When has a nation completely set down their weapons, and what was the effect?

You seem not to know much. It has happened often, and in very different ways.

Start your studying about Switzerland, because it is easy.

Then try to understand Afghanistan. But beware, it is already a little complicated, and you need to read about 4 - 8 decades of history, and you should not read only sources from one country (they all lie, and you need to overcome that - or stay ignorant).

Last, go for some of the African countries. They are harder to understand, the what and the why. But coincidentially :) our current topic starts there, so it may be important.

[–] [email protected] 2 points 3 months ago

Well Switzerland does obsessively stay neutral, which is badass… Sadly that is mostly an anomaly in the world right now. I’d love for everyone to be the same, but I don’t think it’s likely - good luck convincing the US, Russia, or China to be neutral.

Not sure what you mean by the others. Afghanistan has been destabilized repeatedly by a bunch of big nations with big weapons, and they couldn’t do much about it. That fairly well strengthens my point again - the only nations whose rights are respected are the ones with the biggest guns, and everyone else gets trampled by them.

Heck, Africa is also embroiled in proxy wars caused in part (mostly? It’s complicated) by big, militarized nations.

I think very few people would call militarization good. In fact I’d call it explicitly evil. I would also label it as necessary in the modern world dynamic. I desperately hope that people learn to respect each other so we have the option of demilitarization.

[–] [email protected] 4 points 3 months ago (2 children)

Once we’ve grown past war,

But what until then? Your ideas do not provide any solutions. You just say that it is unavoidable as it is.

[–] [email protected] 7 points 3 months ago (1 children)

Because there’s no solution that we know of.

[–] [email protected] 1 points 3 months ago* (last edited 3 months ago) (1 children)

But now you know it because I have told you in the first comments.

[–] [email protected] 3 points 3 months ago (1 children)

Game theory says your idea isn’t a solution because the actors will disobey.

[–] [email protected] 1 points 3 months ago* (last edited 3 months ago)

Game theory says

And I say this is no child's play.

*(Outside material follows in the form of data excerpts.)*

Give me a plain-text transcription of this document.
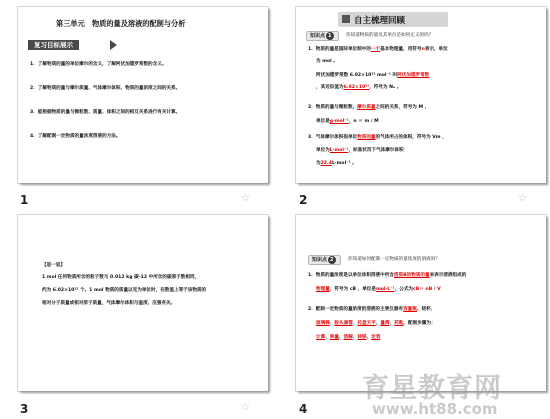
第三单元　物质的量及溶液的配制与分析
复习目标展示
1．了解物质的量的单位摩尔的含义，了解阿伏加德罗常数的含义。
2．了解物质的量与摩尔质量、气体摩尔体积、物质的量浓度之间的关系。
3．能根据物质的量与微粒数、质量、体积之间的相互关系进行有关计算。
4．了解配制一定物质的量浓度溶液的方法。
1	☆
自主梳理回顾
知识点 1	你知道物质的量及其单位是如何定义的吗？
1．物质的量是国际单位制中的一个基本物理量，用符号n表示，单位
为 mol 。
阿伏加德罗常数 6.02×10²³ mol⁻¹ 叫阿伏加德罗常数
，其近似值为6.02×10²³，符号为 Nₐ 。
2．物质的量与微粒数、摩尔质量之间的关系，符号为 M ，
单位是g·mol⁻¹，n ＝ m / M
3．气体摩尔体积指单位物质的量的气体所占的体积，符号为 Vm ，
单位为L·mol⁻¹，标准状况下气体摩尔体积
为22.4L·mol⁻¹ 。
2	☆
【思一思】
1 mol 任何物质所含的粒子数与 0.012 kg 碳-12 中所含的碳原子数相同，
约为 6.02×10²³ 个。1 mol 物质的质量以克为单位时，在数值上等于该物质的
相对分子质量或相对原子质量，气体摩尔体积与温度、压强有关。
3	☆
知识点 2	你知道如何配制一定物质的量浓度的溶液吗？
1．物质的量浓度是以单位体积溶液中所含溶质B的物质的量来表示溶液组成的
物理量，符号为 cB ，单位是mol·L⁻¹，公式为cB＝ nB / V
2．配制一定物质的量浓度的溶液的主要仪器有容量瓶、烧杯、
玻璃棒、胶头滴管、托盘天平、量筒、药匙，配制步骤为：
计算、称量、溶解、转移、定容
4
育星教育网
www.ht88.com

We need to get serious, and maybe we need to get smarter than anybody else before us.

[–] [email protected] 3 points 3 months ago

I don’t think I’m smart enough to solve “world peace” lol.

[–] [email protected] 1 points 3 months ago* (last edited 3 months ago)

"Basic game theory" says we should destroy this wacko system. jfc.

TBH these kinds of sloppy arguments are a big part of why game theory is a joke. It's fine as math (apart from misleading terminology) but a major problem is applying it to situations that are definitely not "games".

For example killer robots are not a game in any mathematically meaningful sense. The situation has been to be maximally simplified into a game between two people in order to reduce the situation into a simplistic analogy. This is neither science nor math. It's no reason to condone killer robots.